Derivation of Ca2+ signals from puff properties reveals that pathway function is robust against cell variability but sensitive for control.

Ca(2+) is a universal second messenger in eukaryotic cells transmitting information through sequences of concentration spikes. A prominent mechanism to generate these spikes involves Ca(2+) release from the endoplasmic reticulum Ca(2+) store via inositol 1,4,5-trisphosphate (IP(3))-sensitive channels. Puffs are elemental events of IP(3)-induced Ca(2+) release through single clusters of channels. Intracellular Ca(2+) dynamics are a stochastic system, but a complete stochastic theory has not been developed yet. We formulate the theory in terms of interpuff interval and puff duration distributions because, unlike the properties of individual channels, they can be measured in vivo. Our theory reproduces the typical spectrum of Ca(2+) signals like puffs, spiking, and bursting in analytically treatable test cases as well as in more realistic simulations. We find conditions for spiking and calculate interspike interval (ISI) distributions. Signal form, average ISI and ISI distributions depend sensitively on the details of cluster properties and their spatial arrangement. In contrast to that, the relation between the average and the standard deviation of ISIs does not depend on cluster properties and cluster arrangement and is robust with respect to cell variability.

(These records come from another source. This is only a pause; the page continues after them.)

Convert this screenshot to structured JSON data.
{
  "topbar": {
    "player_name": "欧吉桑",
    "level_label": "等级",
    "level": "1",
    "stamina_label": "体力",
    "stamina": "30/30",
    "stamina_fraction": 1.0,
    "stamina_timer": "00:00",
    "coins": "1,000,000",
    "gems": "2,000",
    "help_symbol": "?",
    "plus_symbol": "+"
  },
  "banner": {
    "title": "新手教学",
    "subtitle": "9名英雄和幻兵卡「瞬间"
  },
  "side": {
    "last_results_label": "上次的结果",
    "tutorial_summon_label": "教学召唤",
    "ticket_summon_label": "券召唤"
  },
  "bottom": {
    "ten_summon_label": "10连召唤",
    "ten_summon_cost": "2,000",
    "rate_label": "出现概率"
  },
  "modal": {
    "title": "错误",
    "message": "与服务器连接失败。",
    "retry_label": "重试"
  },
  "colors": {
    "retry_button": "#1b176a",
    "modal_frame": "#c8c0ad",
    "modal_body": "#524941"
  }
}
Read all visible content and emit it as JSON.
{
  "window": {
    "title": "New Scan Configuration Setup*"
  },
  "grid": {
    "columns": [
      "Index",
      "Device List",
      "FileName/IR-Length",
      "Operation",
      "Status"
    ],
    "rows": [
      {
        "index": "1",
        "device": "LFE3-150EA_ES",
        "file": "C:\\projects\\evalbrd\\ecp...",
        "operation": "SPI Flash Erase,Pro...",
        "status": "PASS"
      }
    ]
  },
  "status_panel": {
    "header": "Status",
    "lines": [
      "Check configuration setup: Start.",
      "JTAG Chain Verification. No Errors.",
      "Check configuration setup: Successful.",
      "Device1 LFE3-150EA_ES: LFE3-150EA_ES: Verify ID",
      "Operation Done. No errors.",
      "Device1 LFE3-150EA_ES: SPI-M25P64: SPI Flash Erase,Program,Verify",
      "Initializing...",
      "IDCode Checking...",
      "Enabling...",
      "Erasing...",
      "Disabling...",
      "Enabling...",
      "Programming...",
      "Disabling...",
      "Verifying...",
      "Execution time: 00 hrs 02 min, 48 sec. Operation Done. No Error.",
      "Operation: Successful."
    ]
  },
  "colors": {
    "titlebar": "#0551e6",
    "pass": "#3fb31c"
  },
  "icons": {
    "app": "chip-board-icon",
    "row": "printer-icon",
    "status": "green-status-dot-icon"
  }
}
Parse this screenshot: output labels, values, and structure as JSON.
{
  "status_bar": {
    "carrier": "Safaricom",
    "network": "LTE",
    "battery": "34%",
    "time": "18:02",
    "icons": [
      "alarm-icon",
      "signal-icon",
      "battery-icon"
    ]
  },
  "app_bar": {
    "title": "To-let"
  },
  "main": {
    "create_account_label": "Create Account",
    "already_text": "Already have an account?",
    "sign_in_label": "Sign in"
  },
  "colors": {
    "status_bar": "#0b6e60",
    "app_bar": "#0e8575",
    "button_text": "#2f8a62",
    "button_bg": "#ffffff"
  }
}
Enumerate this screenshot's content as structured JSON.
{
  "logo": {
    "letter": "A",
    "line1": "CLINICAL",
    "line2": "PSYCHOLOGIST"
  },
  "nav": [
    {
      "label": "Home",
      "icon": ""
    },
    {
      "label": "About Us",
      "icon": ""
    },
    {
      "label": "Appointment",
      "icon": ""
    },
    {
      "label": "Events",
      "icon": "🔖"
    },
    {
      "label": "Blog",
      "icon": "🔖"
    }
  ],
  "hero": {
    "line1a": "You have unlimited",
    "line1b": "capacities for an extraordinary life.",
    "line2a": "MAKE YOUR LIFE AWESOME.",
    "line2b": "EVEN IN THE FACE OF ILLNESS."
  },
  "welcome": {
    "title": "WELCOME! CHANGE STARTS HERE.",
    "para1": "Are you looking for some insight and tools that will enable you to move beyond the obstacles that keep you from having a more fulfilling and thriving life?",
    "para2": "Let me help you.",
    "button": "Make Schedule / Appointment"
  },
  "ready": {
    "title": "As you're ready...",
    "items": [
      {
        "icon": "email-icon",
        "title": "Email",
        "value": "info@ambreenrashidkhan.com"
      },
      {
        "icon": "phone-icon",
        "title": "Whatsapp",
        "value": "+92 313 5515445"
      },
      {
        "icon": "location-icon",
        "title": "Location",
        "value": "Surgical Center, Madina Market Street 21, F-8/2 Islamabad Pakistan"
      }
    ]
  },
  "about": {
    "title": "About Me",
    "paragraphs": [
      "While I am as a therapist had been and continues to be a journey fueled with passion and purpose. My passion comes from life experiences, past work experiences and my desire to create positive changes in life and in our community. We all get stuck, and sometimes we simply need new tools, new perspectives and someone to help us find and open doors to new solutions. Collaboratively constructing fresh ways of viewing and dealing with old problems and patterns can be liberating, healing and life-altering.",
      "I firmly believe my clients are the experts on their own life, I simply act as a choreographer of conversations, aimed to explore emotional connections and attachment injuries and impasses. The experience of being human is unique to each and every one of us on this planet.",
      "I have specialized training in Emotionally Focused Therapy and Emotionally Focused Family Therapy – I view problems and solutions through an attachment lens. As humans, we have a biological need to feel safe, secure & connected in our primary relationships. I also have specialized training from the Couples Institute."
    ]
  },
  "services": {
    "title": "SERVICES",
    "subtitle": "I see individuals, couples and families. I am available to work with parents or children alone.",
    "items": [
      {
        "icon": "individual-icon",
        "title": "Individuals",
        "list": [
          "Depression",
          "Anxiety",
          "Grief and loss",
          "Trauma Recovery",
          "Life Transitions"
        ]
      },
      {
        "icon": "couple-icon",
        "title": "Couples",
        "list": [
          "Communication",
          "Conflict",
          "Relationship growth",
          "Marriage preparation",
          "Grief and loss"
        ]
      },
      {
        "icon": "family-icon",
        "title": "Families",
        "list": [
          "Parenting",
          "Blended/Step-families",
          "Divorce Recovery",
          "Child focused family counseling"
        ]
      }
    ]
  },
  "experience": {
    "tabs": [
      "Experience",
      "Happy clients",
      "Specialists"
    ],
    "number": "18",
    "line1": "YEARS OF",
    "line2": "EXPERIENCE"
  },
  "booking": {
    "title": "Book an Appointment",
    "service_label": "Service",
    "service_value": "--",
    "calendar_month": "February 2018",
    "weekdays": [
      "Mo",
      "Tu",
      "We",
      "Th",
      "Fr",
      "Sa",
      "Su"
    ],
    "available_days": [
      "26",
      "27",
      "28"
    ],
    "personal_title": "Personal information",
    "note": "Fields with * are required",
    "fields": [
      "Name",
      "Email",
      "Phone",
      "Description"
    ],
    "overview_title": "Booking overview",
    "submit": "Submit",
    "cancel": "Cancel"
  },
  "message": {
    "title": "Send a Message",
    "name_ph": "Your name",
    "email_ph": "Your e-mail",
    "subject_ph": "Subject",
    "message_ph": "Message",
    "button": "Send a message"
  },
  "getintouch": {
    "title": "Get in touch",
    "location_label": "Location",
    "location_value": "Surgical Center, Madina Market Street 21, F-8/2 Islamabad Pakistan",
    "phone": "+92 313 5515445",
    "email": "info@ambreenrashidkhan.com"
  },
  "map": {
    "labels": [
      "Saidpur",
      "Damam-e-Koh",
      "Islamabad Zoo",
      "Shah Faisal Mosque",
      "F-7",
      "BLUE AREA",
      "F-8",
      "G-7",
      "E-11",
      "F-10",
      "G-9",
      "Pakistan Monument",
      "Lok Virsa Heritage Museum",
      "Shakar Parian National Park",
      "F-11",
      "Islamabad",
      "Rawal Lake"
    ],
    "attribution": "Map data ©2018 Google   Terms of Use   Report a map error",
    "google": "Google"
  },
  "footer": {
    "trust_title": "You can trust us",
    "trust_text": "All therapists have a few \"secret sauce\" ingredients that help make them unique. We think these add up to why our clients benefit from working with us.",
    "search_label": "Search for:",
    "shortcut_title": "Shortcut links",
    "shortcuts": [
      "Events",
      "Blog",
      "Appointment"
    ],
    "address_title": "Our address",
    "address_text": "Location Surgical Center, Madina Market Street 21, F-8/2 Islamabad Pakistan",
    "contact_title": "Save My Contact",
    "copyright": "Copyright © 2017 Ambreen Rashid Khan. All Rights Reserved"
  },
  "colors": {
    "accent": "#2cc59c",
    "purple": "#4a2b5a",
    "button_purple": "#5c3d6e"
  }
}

It is controlled by the global feedback processes in the Ca(2+) signaling pathway (e.g., via IP(3)-3-kinase or endoplasmic reticulum depletion). That relation is essential for pathway function because it ensures frequency encoding despite the randomness of ISIs and determines the maximal spike train information content. Hence, we find a division of tasks between global feedbacks and local cluster properties that guarantees robustness of function while maintaining sensitivity of control of the average ISI.